For nearly 20 years, you may have been saving for your child’s education using a 529 plan. Now that it’s time to begin withdrawing, you may be panicking. The stock market has had its worst year in decades, and your account may have declined too.
But a recession isn’t a certainty, and neither is losing your investment in your future student’s college education.
Instead, one of the most crucial money moves you can make before the next recession is to invest wisely, not to hit pause on investing altogether. Staying calm and investing deliberately is key to weathering an economic downturn and emerging with your 529 intact.
Don’t close your account
For better or worse, 529 accounts function like IRAs or 401(k)s. The money you put away for your student doesn’t sit in a savings account accruing interest. Instead, it gets invested, which means you stand to reap greater rewards when the economy is doing great … or stand to lose a lot when it isn’t.

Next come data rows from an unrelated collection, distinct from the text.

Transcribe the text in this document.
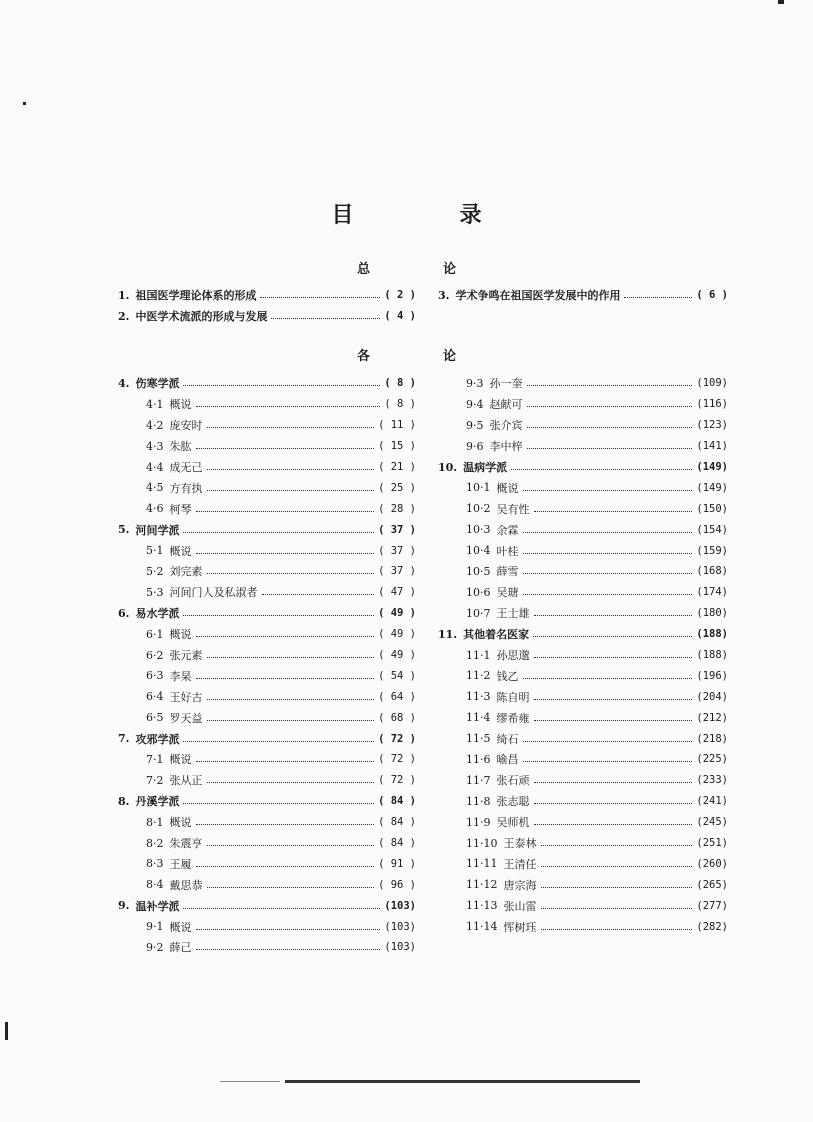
目　录
总　论
1. 祖国医学理论体系的形成	( 2 )
2. 中医学术流派的形成与发展	( 4 )
3. 学术争鸣在祖国医学发展中的作用	( 6 )
各　论
4. 伤寒学派	( 8 )
4·1 概说	( 8 )
4·2 庞安时	( 11 )
4·3 朱肱	( 15 )
4·4 成无己	( 21 )
4·5 方有执	( 25 )
4·6 柯琴	( 28 )
5. 河间学派	( 37 )
5·1 概说	( 37 )
5·2 刘完素	( 37 )
5·3 河间门人及私淑者	( 47 )
6. 易水学派	( 49 )
6·1 概说	( 49 )
6·2 张元素	( 49 )
6·3 李杲	( 54 )
6·4 王好古	( 64 )
6·5 罗天益	( 68 )
7. 攻邪学派	( 72 )
7·1 概说	( 72 )
7·2 张从正	( 72 )
8. 丹溪学派	( 84 )
8·1 概说	( 84 )
8·2 朱震亨	( 84 )
8·3 王履	( 91 )
8·4 戴思恭	( 96 )
9. 温补学派	(103)
9·1 概说	(103)
9·2 薛己	(103)
9·3 孙一奎	(109)
9·4 赵献可	(116)
9·5 张介宾	(123)
9·6 李中梓	(141)
10. 温病学派	(149)
10·1 概说	(149)
10·2 吴有性	(150)
10·3 余霖	(154)
10·4 叶桂	(159)
10·5 薛雪	(168)
10·6 吴瑭	(174)
10·7 王士雄	(180)
11. 其他着名医家	(188)
11·1 孙思邈	(188)
11·2 钱乙	(196)
11·3 陈自明	(204)
11·4 缪希雍	(212)
11·5 绮石	(218)
11·6 喻昌	(225)
11·7 张石顽	(233)
11·8 张志聪	(241)
11·9 吴师机	(245)
11·10 王泰林	(251)
11·11 王清任	(260)
11·12 唐宗海	(265)
11·13 张山雷	(277)
11·14 恽树珏	(282)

In a volatile market like 2022, your first impulse might be to yank all the money from your kid’s 529 and close the account. If you’ve seen the value of your account decline with the market, getting out while the getting’s good might feel like the smartest choice.
Take a deep breath, then remind yourself that closing an account right now will almost certainly harm your student’s tuition savings in the future. Here’s why.
Closing an account ‘locks in your losses’
Closing an account or selling the holdings for cash for the short term basically ensures you won’t make as much in the long run.
As two financial planners with investment firm T. Rowe Price put it, “Pulling out of equity markets when they are at a low point effectively locks in your losses while preventing you from benefiting from any future upswings in the market that can help you recover previous losses.”
In other words, the value you lose in closing an account or moving to cash stays lost — you have no chance of getting it back in a future upswing. If you keep the account open, though, you’re likely to regain those losses in the future, even if you have a short-term decline.
Inflation keeps your dollar from going as far
The biggest news story of the year is that inflation has exploded. The Fed is working on it, but we still don’t know how long it will take for prices to deflate. As a result, your dollar won’t go as far today as it would have a year ago.
Your money will be worth more when inflation inevitably decreases, and whether it takes a few months or a few years, it will decrease. You need to ride it out. Keeping the cash in your account now will pay off later.
Tuition costs haven’t decreased (and likely won’t)
The cost of living increased this year, and college tuition hasn’t decreased to help compensate. Instead, per data from the National Center for Education Statistics, private colleges increased tuition by 18% over the last decade, and public colleges by 13%.
In fact, in 2021, a year of tuition at a private college exceeded $36,000. For the 2023 academic year, that number will almost certainly be higher.
Most parents, guardians, and grandparents don’t have $36,000 stored in a 529 account (the average amount in a 529 account is around $29,000), which means every penny counts. Waiting until the dollar regains some value will help your future student cover more costs and live with less debt.
Focus on small course corrections, not drastic changes
If you’ve decided not to close your account, you’ve already avoided the biggest mistake you can make with your 529 before an economic downturn. But your next impulse might be to make a huge change to your investment strategy.
After all, the market itself is volatile and unpredictable, so maybe making your own dramatic investment change will keep you ahead of the curve. Right?
Wrong. The best way to protect your investments during a potential recession is to keep calm and carry on. Avoid panic and make smaller, measured adjustments to your financial plan instead of drastically changing course.
Make age-based investment decisions
Alright, but what does a measured approach to investing actually look like?
When your 529 beneficiary is young, it’s generally considered OK to make riskier investment choices. Investing the portfolio in equities offers the potential for greater growth, and if the market declines, it has time to rebound. It's a good time to take a risk that you might make more money.
As your kid nears college age, though, it’s vital to make more conservative investment choices. Risky investments — those that will either make you a lot of money or devastate your account — now have immediate consequences. Most importantly, these choices determine whether or not your child can afford their first year of college soon and can begin planning how to choose a career.
What to do if you already have an age-based plan
Many 529 accounts are already structured as age-based portfolios. If that’s the case for you, changes to the investment plan should happen automatically as your child ages.
You’ll still want to check your portfolio frequently and update contributions if your financial situation changes. For grandparents who may be investing in a 529, you may have found a way to supplement your Social Security checks or sold a piece of real estate.
Either way, the investments should reduce risk on their own without you needing to make manual changes.
What to do if you don’t have an age-based plan
If you don’t have an age-based plan, you’ll have to change your investment portfolio on your own or, preferably, with the help of a financial advisor.
You’re generally allowed to make two changes a year to your 529 account, so if you have a teenager, it’s probably time to switch to lower-risk investments. Typically, that means 529 accounts for teens are heavy on money market accounts, CDs, and government bonds.
The bottom line
Economic turmoil, up to and including a recession, doesn’t have to destroy the education future you’ve planned for your child. Instead, you can brace for the potential storm on the horizon and reduce financial stress by keeping your 529 account open, avoiding drastic investment shifts, and making measured, age-based investment decisions.